In the last week or so I’ve been thinking about Ernst Bloch and Jürgen Moltmann thanks to a recent First Things article about the former. As Rose shows, Bloch is a fascinating Marxist philosopher who rejected Christianity’s understanding of nature and transcendence but retained a Christian understanding of history. However, I’m not principally interested in Bloch, nor can I say I have read much of Bloch (to my own shame). Instead, the majority of my knowledge of and interest in Bloch comes through Jürgen Moltmann, one of the most important German systematic theologians of the mid-late 20th century.
To give some background on Moltmann- Moltmann’s first book Theology of Hope, published in 1964, was a theological bombshell. It helped to bring the category of eschatology back into the theological landscape as a defining characteristic of modern systematic theology. In his second work, The Crucified God, published in 1973, Moltmann set out to make the cross the foundation and criticism of Christian theology (hence the original subtitle). Richard Bauckham summarizes the importance of these two works in modern theology well when he writes that Theology of Hope is “one of the most influential theological works of the post World War II era” and The Crucified God is “one of the most important modern studies of the cross.”

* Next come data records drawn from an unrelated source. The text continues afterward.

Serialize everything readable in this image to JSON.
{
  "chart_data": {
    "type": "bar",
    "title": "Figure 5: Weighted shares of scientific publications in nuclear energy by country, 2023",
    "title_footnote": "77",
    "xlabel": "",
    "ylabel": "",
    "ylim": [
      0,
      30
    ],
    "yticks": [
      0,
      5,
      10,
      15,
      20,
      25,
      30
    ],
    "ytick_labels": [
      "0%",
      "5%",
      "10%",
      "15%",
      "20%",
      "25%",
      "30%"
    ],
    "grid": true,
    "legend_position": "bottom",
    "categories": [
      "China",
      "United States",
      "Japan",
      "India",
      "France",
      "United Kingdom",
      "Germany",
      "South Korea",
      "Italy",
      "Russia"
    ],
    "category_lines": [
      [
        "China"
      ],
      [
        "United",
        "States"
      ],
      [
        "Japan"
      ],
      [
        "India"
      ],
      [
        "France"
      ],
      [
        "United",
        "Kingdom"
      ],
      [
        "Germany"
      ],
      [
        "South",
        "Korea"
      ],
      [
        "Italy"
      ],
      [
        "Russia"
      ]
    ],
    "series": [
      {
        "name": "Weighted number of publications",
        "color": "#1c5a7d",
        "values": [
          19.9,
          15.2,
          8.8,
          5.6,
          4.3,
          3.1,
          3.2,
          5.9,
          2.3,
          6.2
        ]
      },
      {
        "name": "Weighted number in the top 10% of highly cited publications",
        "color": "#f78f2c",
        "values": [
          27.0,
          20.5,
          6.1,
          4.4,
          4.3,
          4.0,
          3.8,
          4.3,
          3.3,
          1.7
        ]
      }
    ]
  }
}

In both of these works, however, Moltmann is deeply indebted to the work of Bloch. Moltmann recounts in later works that his intention with Theology of Hope was to set in motion an act of theology parallel to Bloch’s Principle of Hope, but on a biblical basis. Bloch had drawn on the Exodus and other Old Testament imagery to establish hope as the framework for human life and action. However, for Bloch, transcendence had to go for this goal to be realized. In his work, Bloch argued, “Only an atheist can be a good Christian.” Only as an atheist could one reject false economic and religious gods so as to realize the political and eschatological goals of Scripture. When this happened humanity would finally be free and no longer dominated by the rule of any power, including that of God.
In The Crucified God Moltmann flips Bloch’s maxim on its head. “Only a Christian can be a good atheist,” Moltmann writes. To truly reject false economic and religious gods requires following the true God. According to Moltmann, the true God is known in the cross of Christ, which demands that everything one thinks about God, history, rulers, and power change. Because God’s being is revealed in the passion and death of Jesus, through his suffering for us and for our salvation, the true God is not known or found in his power and glory in the world and in the history of the world. For Moltmann, the gods of this world – the gods of money, power, prestige- belong on the other side of the cross of Christ, because it was in their name that Christ was crucified. Thus, Moltmann writes, “For Christ’s sake I am an atheist, an atheist in respect to the gods of the world and world history, the Caesars and the political demigods who follow them.” Following the crucified Christ means recognizing that the gods who support the dehumanization of others in the name of money, power, or the state, are idols (as Ethan has said here before). For Christ’s sake then, we must be atheists.